Let's see what exactly is waiting to happen here? Oh yeah look Ma no hands.


----------



## sergiozal (Jan 11, 2011)

That´s interesting, I did something like this with my hand drill fixed to the bench and used a rasp to turn the wood. Can be used for small pieces only, the hand drill does not support much radial forces


----------



## gtbuzz (Sep 19, 2011)

So, to sand the piece smooth afterwards, does he switch to a 150T plywood blade?


----------



## JoeinGa (Nov 26, 2012)

Geeze Boom Boom. At least ya coulda clamped that little drill press to the table! 
.

Tune in next week kids, Boom Boom is gonna fill his own cavities using a Dremel


----------



## Kentuk55 (Sep 21, 2010)

You'd get a good workout handling that circ saw


----------



## Iguana (Jun 22, 2011)

*Emma*:

Here's how to embed video:
1) Find the youtube vid
2) Go to the "Share" panel
3) Then, go to the "Embed" sub panel
4) Copy and paste the HTML code there

A random woodworking vid:


----------



## mojapitt (Dec 31, 2011)

I suck at computer stuff. You did as much as I am capable of. Happy Easter!


----------



## JollyGreen67 (Nov 1, 2010)

Where is this *********************************** hiding his beer?


----------



## doyoulikegumwood (Jun 21, 2007)

he isn't hiding it another *********************************** is holding it for him. the other *********************************** started holding it for him after hearing the most famous last words of a red neck. " hey watch this , hold my beer".


----------



## TopamaxSurvivor (May 2, 2008)

Looks like he has a good potential for a Darwin Award ;-))


----------



## pjones46 (Mar 1, 2011)

Wonder what OSHA would say if they walked into the shop.

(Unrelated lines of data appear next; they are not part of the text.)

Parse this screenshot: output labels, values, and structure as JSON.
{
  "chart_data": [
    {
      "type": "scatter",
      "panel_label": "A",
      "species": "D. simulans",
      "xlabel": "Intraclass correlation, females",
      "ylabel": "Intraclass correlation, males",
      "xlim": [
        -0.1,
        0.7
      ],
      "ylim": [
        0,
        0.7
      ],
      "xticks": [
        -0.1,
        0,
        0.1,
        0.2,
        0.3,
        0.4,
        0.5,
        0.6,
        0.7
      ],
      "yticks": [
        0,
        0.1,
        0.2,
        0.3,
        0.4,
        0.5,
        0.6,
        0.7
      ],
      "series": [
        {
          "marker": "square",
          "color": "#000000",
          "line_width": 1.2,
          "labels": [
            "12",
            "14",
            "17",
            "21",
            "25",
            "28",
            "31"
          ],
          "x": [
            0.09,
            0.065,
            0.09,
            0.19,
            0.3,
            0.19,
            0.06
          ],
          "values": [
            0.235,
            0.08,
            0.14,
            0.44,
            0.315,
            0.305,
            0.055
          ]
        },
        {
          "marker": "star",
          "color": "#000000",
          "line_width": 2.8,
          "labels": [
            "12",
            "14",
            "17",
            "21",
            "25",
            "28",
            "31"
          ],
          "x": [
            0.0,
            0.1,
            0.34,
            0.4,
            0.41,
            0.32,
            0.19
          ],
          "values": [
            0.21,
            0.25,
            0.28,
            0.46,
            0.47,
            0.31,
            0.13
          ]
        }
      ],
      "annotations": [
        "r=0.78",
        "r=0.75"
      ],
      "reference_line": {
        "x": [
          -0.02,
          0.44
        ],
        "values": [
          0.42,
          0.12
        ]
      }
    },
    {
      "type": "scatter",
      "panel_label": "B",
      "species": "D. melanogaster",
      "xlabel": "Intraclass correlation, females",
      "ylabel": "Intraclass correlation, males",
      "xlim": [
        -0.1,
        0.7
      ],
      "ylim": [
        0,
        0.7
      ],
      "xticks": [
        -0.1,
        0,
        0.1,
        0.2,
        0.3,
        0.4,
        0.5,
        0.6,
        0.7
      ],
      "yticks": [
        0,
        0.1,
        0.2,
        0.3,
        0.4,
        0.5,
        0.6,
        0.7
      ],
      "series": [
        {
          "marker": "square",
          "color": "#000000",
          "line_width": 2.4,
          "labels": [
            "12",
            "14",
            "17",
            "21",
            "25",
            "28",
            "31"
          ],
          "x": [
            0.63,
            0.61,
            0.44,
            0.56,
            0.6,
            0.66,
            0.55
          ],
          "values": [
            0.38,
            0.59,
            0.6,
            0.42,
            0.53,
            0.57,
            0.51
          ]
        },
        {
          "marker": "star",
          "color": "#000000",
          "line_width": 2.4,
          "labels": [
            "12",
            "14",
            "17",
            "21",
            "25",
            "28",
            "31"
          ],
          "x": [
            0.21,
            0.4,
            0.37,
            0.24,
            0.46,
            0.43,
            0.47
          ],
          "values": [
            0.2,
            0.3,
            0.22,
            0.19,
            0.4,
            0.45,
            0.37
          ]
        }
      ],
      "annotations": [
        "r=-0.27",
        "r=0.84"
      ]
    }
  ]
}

Wow, look out fingers, hands, arms and eyes. Takes all kinds, scary.


----------



## wormil (Nov 19, 2011)

Copy and paste the blue stuff. I have to admit, all in all I'm kinda impressed but his drill press is the most annoying sound I've ever heard.


----------



## Dutchy (Jun 18, 2012)

I would use a saw with a 14 inch blade and about a 5 Kwh saw


----------



## Underdog (Oct 29, 2012)

Unsecured drill press on a wobbly tablesaw top, spinning hand held skilsaw… What could possibly go wrong?


----------



## Underdog (Oct 29, 2012)

"Who needs a lathe?"

You do, Boom Boom, you do. It's safer and faster, and gets better results.


----------